George Bernard Shaw...on man's inventiveness


And is Man any the less destroying himself for all this boasted brain of his? Have you walked up and down upon the earth lately? I have; and I have examined Man's wonderful inventions. And I tell you that in the arts of life man invents nothing; but in the arts of death he outdoes Nature herself, and produces by chemistry and machinery all the slaughter of plague, perstilence, and famine. The peasant I tempt today eats and drinks what was eaten and drunk by the peasants of ten thousand years ago. And the house he lives in has not altered as much in a thousand centuries as the fashion of a lady's bonnet in a score of weeks.

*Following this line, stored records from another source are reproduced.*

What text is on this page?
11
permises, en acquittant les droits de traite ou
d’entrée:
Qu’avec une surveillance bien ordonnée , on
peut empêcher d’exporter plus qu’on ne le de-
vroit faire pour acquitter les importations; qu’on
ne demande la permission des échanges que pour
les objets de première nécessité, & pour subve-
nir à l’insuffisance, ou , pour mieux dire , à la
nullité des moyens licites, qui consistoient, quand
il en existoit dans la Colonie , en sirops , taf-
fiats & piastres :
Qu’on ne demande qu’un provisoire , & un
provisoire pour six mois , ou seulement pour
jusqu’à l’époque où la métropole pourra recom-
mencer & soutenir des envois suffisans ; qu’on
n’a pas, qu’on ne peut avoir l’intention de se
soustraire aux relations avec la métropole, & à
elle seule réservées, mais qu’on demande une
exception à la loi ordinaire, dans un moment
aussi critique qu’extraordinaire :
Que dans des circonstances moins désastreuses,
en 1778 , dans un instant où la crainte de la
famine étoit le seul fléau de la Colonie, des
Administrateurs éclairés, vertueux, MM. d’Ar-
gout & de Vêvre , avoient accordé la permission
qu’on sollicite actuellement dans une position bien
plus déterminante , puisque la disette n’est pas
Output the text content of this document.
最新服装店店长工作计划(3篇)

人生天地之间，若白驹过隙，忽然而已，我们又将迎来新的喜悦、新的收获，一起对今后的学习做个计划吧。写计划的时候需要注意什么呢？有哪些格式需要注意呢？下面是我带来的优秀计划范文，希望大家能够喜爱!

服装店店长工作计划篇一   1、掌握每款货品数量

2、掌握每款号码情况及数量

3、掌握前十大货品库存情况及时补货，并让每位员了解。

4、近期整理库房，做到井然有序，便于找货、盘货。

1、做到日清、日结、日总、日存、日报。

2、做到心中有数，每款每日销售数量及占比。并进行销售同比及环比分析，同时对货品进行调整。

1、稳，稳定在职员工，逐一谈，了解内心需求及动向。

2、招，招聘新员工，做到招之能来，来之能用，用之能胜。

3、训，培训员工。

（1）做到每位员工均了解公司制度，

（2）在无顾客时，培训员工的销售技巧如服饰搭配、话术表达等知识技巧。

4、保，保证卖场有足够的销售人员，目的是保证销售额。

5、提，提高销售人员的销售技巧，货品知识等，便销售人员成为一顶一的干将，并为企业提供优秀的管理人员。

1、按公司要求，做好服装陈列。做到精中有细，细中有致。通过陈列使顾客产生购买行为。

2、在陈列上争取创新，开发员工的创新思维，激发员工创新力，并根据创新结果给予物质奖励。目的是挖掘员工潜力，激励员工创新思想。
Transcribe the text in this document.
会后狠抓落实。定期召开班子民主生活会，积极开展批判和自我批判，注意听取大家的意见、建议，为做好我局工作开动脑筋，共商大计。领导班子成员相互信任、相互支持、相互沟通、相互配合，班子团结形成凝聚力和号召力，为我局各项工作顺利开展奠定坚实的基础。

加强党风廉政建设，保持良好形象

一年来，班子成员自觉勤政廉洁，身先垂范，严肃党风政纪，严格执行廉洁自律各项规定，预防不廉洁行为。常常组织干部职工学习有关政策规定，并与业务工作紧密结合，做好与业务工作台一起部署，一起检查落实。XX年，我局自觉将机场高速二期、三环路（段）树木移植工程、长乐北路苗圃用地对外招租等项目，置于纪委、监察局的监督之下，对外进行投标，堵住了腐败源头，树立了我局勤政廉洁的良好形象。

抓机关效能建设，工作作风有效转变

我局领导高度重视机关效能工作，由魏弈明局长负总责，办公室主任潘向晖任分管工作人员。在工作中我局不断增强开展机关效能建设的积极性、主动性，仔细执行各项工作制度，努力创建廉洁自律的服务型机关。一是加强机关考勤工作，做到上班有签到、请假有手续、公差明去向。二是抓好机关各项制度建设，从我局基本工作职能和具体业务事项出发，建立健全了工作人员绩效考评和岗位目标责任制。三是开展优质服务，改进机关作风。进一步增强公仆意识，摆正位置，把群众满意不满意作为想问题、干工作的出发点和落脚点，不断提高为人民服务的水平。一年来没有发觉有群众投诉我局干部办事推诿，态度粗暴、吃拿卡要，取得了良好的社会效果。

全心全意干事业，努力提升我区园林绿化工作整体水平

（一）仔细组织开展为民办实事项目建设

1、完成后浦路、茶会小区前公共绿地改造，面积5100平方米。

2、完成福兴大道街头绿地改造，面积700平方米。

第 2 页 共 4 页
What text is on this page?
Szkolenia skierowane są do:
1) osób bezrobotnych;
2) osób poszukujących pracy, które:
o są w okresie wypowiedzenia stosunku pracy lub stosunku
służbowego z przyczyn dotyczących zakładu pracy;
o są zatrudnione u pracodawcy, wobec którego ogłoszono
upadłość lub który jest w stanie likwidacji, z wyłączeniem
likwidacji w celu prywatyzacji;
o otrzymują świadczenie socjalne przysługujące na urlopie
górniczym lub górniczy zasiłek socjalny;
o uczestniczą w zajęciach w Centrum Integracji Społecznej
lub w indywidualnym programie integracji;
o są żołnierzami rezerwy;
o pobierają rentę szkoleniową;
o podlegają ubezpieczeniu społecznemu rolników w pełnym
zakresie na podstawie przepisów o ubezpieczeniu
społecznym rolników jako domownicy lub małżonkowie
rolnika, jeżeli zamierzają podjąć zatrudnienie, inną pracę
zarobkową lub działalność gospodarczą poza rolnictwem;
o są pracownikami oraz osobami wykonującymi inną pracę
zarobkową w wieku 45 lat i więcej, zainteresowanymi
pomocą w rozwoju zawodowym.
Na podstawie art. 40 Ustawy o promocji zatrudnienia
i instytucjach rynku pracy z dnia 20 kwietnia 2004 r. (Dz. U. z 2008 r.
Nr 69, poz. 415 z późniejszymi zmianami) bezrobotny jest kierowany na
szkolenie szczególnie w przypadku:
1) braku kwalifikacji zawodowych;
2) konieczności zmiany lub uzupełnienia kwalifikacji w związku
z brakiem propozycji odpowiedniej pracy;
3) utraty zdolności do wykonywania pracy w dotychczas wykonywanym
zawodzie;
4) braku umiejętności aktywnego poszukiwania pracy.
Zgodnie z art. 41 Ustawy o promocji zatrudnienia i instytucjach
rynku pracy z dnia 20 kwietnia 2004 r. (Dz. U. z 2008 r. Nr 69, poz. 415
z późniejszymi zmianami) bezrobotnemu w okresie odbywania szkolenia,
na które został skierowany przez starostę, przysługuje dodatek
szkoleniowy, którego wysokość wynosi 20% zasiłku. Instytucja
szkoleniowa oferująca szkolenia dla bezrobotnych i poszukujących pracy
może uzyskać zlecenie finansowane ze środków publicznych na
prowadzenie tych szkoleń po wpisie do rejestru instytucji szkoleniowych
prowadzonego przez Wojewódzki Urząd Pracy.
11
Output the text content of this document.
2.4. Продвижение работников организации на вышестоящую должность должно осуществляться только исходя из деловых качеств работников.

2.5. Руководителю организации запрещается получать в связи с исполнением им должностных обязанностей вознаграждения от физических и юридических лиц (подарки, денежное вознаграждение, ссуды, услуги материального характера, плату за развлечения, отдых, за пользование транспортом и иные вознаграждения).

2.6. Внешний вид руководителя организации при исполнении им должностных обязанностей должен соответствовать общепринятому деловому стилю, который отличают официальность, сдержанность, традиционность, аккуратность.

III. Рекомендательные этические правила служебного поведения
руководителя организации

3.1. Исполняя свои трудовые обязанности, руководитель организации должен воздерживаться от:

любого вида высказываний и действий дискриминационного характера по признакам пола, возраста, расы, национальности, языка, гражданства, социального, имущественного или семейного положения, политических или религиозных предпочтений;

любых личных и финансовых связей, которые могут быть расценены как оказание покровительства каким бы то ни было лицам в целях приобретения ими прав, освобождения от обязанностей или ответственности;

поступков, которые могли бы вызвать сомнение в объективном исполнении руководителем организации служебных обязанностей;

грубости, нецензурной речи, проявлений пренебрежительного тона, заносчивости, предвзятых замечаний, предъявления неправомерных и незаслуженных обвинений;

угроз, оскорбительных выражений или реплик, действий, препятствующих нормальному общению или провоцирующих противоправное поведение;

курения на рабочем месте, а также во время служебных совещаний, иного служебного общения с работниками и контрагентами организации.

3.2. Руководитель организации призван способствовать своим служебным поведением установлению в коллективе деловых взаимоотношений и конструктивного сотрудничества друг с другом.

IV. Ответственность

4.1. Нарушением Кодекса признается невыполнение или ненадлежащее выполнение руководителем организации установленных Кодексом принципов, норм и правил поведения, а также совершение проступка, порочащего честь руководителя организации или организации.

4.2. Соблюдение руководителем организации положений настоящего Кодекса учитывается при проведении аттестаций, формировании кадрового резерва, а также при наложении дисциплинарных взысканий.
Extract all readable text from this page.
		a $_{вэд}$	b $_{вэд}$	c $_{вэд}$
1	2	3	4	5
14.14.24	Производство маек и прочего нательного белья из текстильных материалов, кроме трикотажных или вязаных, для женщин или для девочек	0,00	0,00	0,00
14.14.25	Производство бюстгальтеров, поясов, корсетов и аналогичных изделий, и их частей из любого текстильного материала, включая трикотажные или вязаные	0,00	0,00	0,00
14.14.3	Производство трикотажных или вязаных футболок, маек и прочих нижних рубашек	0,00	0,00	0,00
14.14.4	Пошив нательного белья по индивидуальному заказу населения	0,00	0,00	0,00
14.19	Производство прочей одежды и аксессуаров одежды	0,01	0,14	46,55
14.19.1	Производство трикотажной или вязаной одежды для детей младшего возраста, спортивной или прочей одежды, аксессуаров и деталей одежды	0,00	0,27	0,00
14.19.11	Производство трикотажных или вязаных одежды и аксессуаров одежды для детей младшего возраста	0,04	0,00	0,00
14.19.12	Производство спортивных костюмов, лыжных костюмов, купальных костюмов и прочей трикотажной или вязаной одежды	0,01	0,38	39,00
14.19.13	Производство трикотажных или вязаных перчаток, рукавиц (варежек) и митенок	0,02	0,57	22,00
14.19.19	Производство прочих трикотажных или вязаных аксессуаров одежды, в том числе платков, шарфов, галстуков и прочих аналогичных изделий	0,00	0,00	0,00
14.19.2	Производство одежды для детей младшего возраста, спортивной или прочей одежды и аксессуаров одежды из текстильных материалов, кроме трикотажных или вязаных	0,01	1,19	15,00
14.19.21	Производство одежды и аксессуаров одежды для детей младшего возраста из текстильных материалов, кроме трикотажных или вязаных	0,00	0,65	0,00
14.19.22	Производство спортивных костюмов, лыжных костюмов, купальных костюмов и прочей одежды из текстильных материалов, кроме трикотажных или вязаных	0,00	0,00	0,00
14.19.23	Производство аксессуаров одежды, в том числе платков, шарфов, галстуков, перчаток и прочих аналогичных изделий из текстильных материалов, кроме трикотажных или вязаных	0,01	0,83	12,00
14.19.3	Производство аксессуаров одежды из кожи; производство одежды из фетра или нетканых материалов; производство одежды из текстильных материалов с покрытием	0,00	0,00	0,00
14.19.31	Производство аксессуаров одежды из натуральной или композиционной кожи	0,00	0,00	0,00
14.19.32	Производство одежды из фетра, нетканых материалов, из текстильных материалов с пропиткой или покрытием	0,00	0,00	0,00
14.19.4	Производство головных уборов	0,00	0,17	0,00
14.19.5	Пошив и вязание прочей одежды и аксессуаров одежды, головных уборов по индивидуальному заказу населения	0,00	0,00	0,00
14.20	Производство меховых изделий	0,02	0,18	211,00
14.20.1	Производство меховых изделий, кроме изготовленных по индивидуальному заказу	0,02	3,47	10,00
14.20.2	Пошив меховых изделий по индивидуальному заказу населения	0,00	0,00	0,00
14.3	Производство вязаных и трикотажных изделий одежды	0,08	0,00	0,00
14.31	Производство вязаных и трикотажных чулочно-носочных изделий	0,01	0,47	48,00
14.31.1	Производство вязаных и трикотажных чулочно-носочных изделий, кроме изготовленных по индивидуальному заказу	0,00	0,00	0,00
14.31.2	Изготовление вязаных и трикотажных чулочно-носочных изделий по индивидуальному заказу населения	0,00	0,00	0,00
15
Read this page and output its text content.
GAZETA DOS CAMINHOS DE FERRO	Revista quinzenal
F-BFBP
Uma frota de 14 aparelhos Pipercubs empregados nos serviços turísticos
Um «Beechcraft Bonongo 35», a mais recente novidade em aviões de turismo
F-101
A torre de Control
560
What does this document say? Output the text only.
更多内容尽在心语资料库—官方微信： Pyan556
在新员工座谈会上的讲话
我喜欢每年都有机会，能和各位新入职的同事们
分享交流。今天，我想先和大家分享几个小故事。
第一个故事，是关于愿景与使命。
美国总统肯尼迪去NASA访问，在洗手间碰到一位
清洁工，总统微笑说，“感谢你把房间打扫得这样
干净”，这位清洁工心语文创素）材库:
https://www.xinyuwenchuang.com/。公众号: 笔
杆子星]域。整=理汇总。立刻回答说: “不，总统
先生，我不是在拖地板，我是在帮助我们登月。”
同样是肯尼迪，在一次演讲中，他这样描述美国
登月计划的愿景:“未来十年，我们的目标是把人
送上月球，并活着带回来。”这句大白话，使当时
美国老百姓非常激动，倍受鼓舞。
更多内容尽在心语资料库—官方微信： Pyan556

But when he goes out to slay, he carries a marvel of mechanism that lets loose at the touch of his finger all of the hidden molecular energies, and leaves the javelin, the arrow, the blowpipe of his fathers far behind. In the arts of peace Man is a bungler. I have seen his cotton factories and the like, with machinery that a greedy dog could have invented if it had wanted money instead of food. I know his clumsy typewriters and bungling locomotives and tedious bicycles. They are toys compared to the Maxim gun, the submarine torpedo boat. There is nothing in man's industrial machinery but his greed and sloth. His heart is in his weapons. This marvellous force of Life of which you boast is a force of Death. Man measures his strength by his destructiveness.